Von den Mitgliedern des Leitungsteams des Kurpfalz-Internats erwarten wir, dass sie die Arbeit aller am Prozess Beteiligten koordinieren, sie motivieren, ihr Bestes zu geben, und ihnen die nötigen Ressourcen für ein erfolgreiches Arbeiten zur Verfügung stellen.
Sie würdigen Mitarbeiter und Schüler für ihr Engagement, weisen - wo nötig - auf Fehlentwicklungen hin und zeigen Konsequenz bei der Umsetzung der pädagogischen Ziele von Schule und Internat.
Im Alltag gewähren sie genügend Entscheidungsspielräume, um die Initiativkräfte aller zu stärken, und geben klare Leitlinien, um den pädagogischen Rahmen für alle zu definieren.
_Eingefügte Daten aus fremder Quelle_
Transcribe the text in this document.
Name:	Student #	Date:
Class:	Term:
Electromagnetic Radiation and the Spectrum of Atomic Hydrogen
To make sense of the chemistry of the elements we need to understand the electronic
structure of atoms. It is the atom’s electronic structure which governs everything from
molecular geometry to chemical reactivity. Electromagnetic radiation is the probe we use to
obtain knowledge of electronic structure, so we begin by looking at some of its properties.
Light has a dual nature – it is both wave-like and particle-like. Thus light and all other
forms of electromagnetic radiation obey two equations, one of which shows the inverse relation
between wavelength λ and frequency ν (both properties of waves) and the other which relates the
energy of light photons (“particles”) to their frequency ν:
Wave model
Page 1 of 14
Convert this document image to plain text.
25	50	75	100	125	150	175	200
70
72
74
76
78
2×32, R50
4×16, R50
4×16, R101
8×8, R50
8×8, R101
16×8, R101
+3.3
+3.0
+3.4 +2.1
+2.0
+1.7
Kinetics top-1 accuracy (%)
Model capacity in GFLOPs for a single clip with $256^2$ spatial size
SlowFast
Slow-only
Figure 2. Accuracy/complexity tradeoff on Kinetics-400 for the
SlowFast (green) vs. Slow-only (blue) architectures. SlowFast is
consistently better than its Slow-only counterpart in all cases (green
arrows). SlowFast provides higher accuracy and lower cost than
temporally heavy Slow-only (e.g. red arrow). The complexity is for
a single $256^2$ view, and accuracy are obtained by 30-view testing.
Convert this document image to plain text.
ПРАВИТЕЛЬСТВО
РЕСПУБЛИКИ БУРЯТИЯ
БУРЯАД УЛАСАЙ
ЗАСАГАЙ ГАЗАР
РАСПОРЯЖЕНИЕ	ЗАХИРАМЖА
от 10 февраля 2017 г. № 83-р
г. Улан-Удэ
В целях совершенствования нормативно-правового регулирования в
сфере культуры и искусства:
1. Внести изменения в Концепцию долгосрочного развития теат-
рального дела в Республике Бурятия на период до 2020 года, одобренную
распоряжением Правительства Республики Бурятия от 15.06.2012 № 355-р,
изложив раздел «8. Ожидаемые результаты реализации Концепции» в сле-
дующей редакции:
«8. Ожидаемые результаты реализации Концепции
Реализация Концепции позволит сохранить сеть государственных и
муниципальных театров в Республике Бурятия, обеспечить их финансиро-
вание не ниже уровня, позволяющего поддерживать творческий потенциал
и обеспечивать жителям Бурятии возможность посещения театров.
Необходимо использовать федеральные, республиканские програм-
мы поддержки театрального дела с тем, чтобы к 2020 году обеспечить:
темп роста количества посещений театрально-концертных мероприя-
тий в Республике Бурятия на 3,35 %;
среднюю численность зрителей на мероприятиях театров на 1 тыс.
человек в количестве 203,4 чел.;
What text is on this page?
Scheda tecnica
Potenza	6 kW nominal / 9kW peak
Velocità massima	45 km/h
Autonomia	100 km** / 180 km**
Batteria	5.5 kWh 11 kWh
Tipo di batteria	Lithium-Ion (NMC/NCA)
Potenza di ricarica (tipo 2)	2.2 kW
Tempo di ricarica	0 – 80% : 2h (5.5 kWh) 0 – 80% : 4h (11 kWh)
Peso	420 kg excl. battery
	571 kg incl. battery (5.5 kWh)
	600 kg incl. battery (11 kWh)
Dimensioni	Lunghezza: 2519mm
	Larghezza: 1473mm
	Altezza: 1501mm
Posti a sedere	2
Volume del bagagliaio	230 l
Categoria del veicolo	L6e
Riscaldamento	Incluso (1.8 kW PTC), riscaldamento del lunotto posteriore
Im Bedarfsfall greift die Leitung vermittelnd ein und trägt dazu bei, den Konflikt sachgerecht zu lösen.
Als Teil der Gemeinschaft der Lehrenden und Lernenden sind die Mitglieder des Leitungsteams am Schul- und Internatsleben unmittelbar beteiligt und nutzen schulische und außerschulische Begegnungen, um einen intensiven Kontakt mit Schülern, Mitarbeitern und Eltern zu pflegen.
Sie haben ein offenes Ohr für alle, für ihre Probleme und ihre Vorschläge, und sind stets bemüht, die Transparenz ihrer Entscheidungen zu gewährleisten sowie die Beteiligten in diese einzubinden bzw. sie zu informieren.
 

Erwartungen an die Eltern

Die Eltern unserer Schülerinnen und Schüler sehen wir am Kurpfalz-Internat als Partner im Entwicklungsprozess.
Von ihnen erwarten wir, dass sie die für ihre Kinder am Kurpfalz-Internat geltenden Regeln akzeptieren und unterstützen und mit Schule und Internat vertrauensvoll zusammenarbeiten.
Begleitend zum Internatsbesuch unterstützen sie Schule und Internat, indem sie die Erfolge ihrer Kinder positiv würdigen und sie darin bestärken, die Unterstützung, die ihnen Lehrer, Mentoren und Leitung bieten, aktiv anzunehmen. Bei Misserfolgen helfen sie ihnen, Lösungswege zu finden.
Der intensive Informationsaustausch durch regelmäßige Beurteilungen, Elternsprechtage und persönliche Gespräche ist wichtiger Teil unseres kooperativen Erziehungskonzepts. Die Anteilnahme der Eltern an der Entwicklung ihrer Kinder ist für ihren schulischen und persönlichen Erfolg von entscheidender Bedeutung.

V.         Schlusswort

 

Alle Gruppierungen (Schüler, Lehrer, Mentoren und Leitung) des Kurpfalz-Internats waren am Prozess der Erstellung dieses Leitbilds beteiligt. Wir alle sehen es als unsere Aufgabe, in diesem Sinne zu handeln und das gemeinsam beschlossene Leitbild den sich künftig stellenden Herausforderungen anzupassen.